Excerto da Quinzena
[...] Ao puxar, com um pouco mais de força que o necessário, a lâmina pulou em sua perna provocando um corte acima do tornozelo. E naquele fundo de sertão, sem socorro médico ou antibiótico, em menos de uma semana o ferimento infeccionado evoluiu para uma gangrena implacável e a jovem vida foi embora aos dezanove anos.

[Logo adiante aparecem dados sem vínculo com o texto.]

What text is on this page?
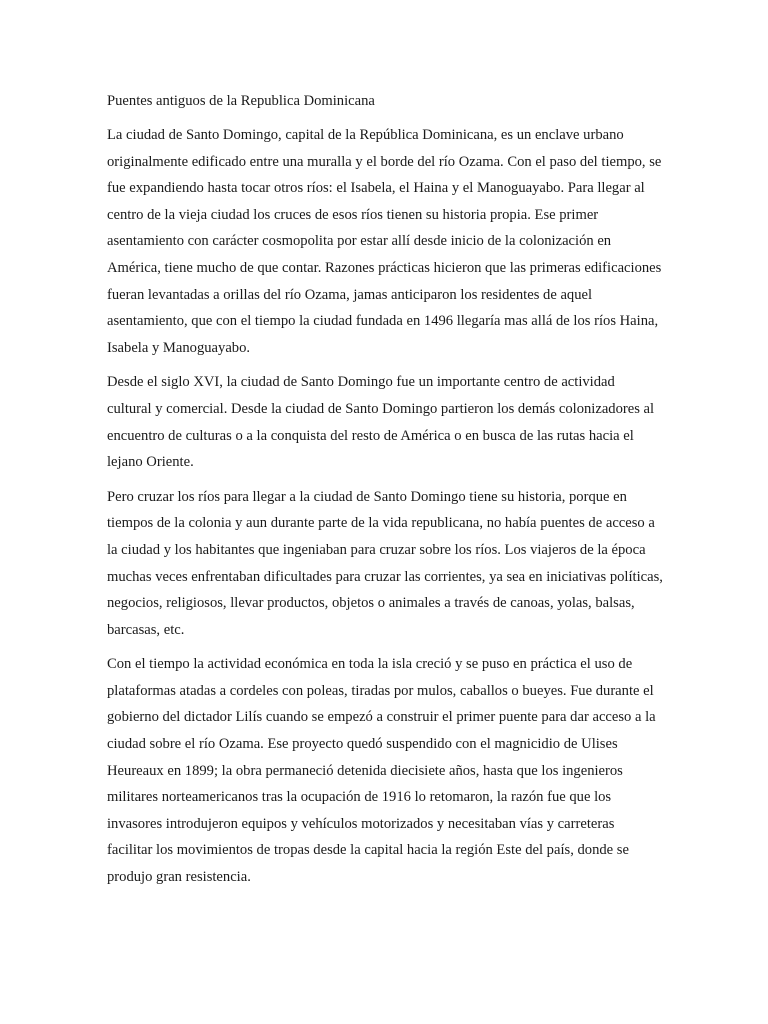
Puentes antiguos de la Republica Dominicana

La ciudad de Santo Domingo, capital de la República Dominicana, es un enclave urbano originalmente edificado entre una muralla y el borde del río Ozama. Con el paso del tiempo, se fue expandiendo hasta tocar otros ríos: el Isabela, el Haina y el Manoguayabo. Para llegar al centro de la vieja ciudad los cruces de esos ríos tienen su historia propia. Ese primer asentamiento con carácter cosmopolita por estar allí desde inicio de la colonización en América, tiene mucho de que contar. Razones prácticas hicieron que las primeras edificaciones fueran levantadas a orillas del río Ozama, jamas anticiparon los residentes de aquel asentamiento, que con el tiempo la ciudad fundada en 1496 llegaría mas allá de los ríos Haina, Isabela y Manoguayabo.

Desde el siglo XVI, la ciudad de Santo Domingo fue un importante centro de actividad cultural y comercial. Desde la ciudad de Santo Domingo partieron los demás colonizadores al encuentro de culturas o a la conquista del resto de América o en busca de las rutas hacia el lejano Oriente.

Pero cruzar los ríos para llegar a la ciudad de Santo Domingo tiene su historia, porque en tiempos de la colonia y aun durante parte de la vida republicana, no había puentes de acceso a la ciudad y los habitantes que ingeniaban para cruzar sobre los ríos. Los viajeros de la época muchas veces enfrentaban dificultades para cruzar las corrientes, ya sea en iniciativas políticas, negocios, religiosos, llevar productos, objetos o animales a través de canoas, yolas, balsas, barcasas, etc.

Con el tiempo la actividad económica en toda la isla creció y se puso en práctica el uso de plataformas atadas a cordeles con poleas, tiradas por mulos, caballos o bueyes. Fue durante el gobierno del dictador Lilís cuando se empezó a construir el primer puente para dar acceso a la ciudad sobre el río Ozama. Ese proyecto quedó suspendido con el magnicidio de Ulises Heureaux en 1899; la obra permaneció detenida diecisiete años, hasta que los ingenieros militares norteamericanos tras la ocupación de 1916 lo retomaron, la razón fue que los invasores introdujeron equipos y vehículos motorizados y necesitaban vías y carreteras facilitar los movimientos de tropas desde la capital hacia la región Este del país, donde se produjo gran resistencia.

Quarenta e um dias depois de entregar o segundo filho à sepultura, meu avô morreu de desgosto, o coração não aguentou o baque de tanto luto. Foi assim que me contaram, muitas e muitas vezes, principalmente minha mãe, em ato de exorcizar a dor que nunca a abandonou. Às vezes, ao me contar de novo a história, seus olhos se enchiam de lágrimas e no meio dos lamentos reclamava: «Seu avô poderia ter enganado a morte, meu filho, pelo menos por mais vinte e três dias, o tempo justo para te ver nascer e, quem sabe, ganhar motivo para viver mais.»
Após meu nascimento, minha avó Rosária sobreviveu mais três anos, dois meses e sete dias, até que o desgosto também a levou em uma noite fria de junho. Mas, enquanto teve vida, não passava um dia sequer sem pedir para ser chamada também. Sempre gostei de imaginar que era real o que minha mãe contava sobre meu nascimento, do raio de luz de alegria na alma de minha avó, motivo de adiar um pouco sua partida.
Consumados todos os atos da tragédia, a foice da morte apaziguada, meus pais receberam a incumbência de tomar conta da propriedade.